5.3 The Accountability Problem

When an AI agent makes a mistake — prices an insurance policy wrong, generates misleading analysis, ships a feature that breaks things — who's responsible?

In the AI-native team, the answer is clear: the person whose taste domain covers that decision. They reviewed the agent's output (or should have). They set the quality criteria. They own the result.

This only works if the team has clear domain ownership and if every significant agent output goes through human judgment before it ships. Full autopilot — agents making decisions without human review — is tempting but premature. As I argued in the Sequoia analysis, most organizations will settle at L3 (conditional autonomy), not L5 (full autonomy). The AI-native team is L3 by design: agents execute, humans judge.

Where I Stand

The AI-native team isn't hypothetical. Fragments of it already exist. My own team at Compute Labs operates at the edge of this model — three people with strong Will, AI handling Skill, no hierarchy, shared context, taste-driven decisions.

The pieces that work: massive execution leverage, rapid iteration, the ability to explore more options than any traditional team could.

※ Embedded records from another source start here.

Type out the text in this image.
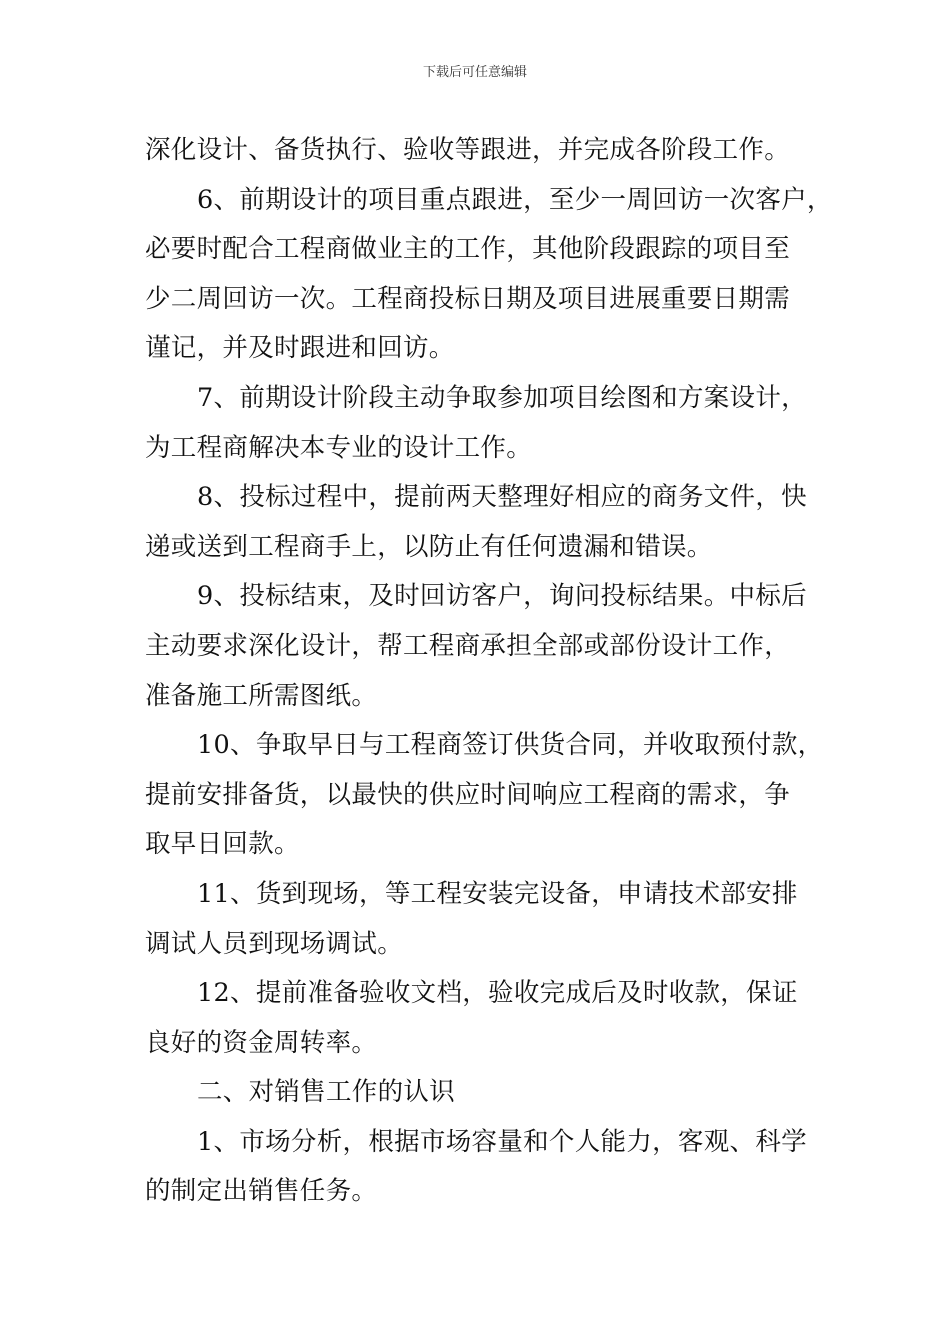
下载后可任意编辑
深化设计、备货执行、验收等跟进，并完成各阶段工作。
6、前期设计的项目重点跟进，至少一周回访一次客户，
必要时配合工程商做业主的工作，其他阶段跟踪的项目至
少二周回访一次。工程商投标日期及项目进展重要日期需
谨记，并及时跟进和回访。
7、前期设计阶段主动争取参加项目绘图和方案设计，
为工程商解决本专业的设计工作。
8、投标过程中，提前两天整理好相应的商务文件，快
递或送到工程商手上，以防止有任何遗漏和错误。
9、投标结束，及时回访客户，询问投标结果。中标后
主动要求深化设计，帮工程商承担全部或部份设计工作，
准备施工所需图纸。
10、争取早日与工程商签订供货合同，并收取预付款，
提前安排备货，以最快的供应时间响应工程商的需求，争
取早日回款。
11、货到现场，等工程安装完设备，申请技术部安排
调试人员到现场调试。
12、提前准备验收文档，验收完成后及时收款，保证
良好的资金周转率。
二、对销售工作的认识
1、市场分析，根据市场容量和个人能力，客观、科学
的制定出销售任务。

The pieces that don't work yet: evaluation of taste quality, engineering genuine dissent (not performative counterarguments), and building context fabric that's rich enough to replace the information-routing function of managers.

The three handbook archetypes each contribute a piece of the answer. From MrBeast: the importance of specific, concrete taste encoding — not abstract principles, but operational guidance a new team member (or agent) can actually execute against. From Netflix: the importance of dissent, the keeper test as quality assurance for the team itself, and the courage to part ways with people who are good but not great. From Duolingo: the importance of systematic experimentation, the discipline of measuring what works, and the willingness to kill what doesn't.

None of these is sufficient alone. The AI-native team takes what works from each and discards what doesn't translate.

The remaining unsolved problem is evaluation. We can build the team. We can design the principles. We can hire for Will. But we can't yet measure whether the taste we're selecting for is actually good — or just confidently wrong.

That measurement challenge is the next frontier. Whoever solves it — builds the "GAAP for judgment," the evaluation framework for taste quality — unlocks the full potential of AI-native organizations.

Until then, we build with the best judgment we have, run experiments where we can, and accept that some of the most important decisions in the agent era will be made by gut feel.

The tool era rewarded what you could build. The outcome era rewards what you can judge. The team of the future isn't defined by how much it can produce — it's defined by how well it can tell the difference between good and great.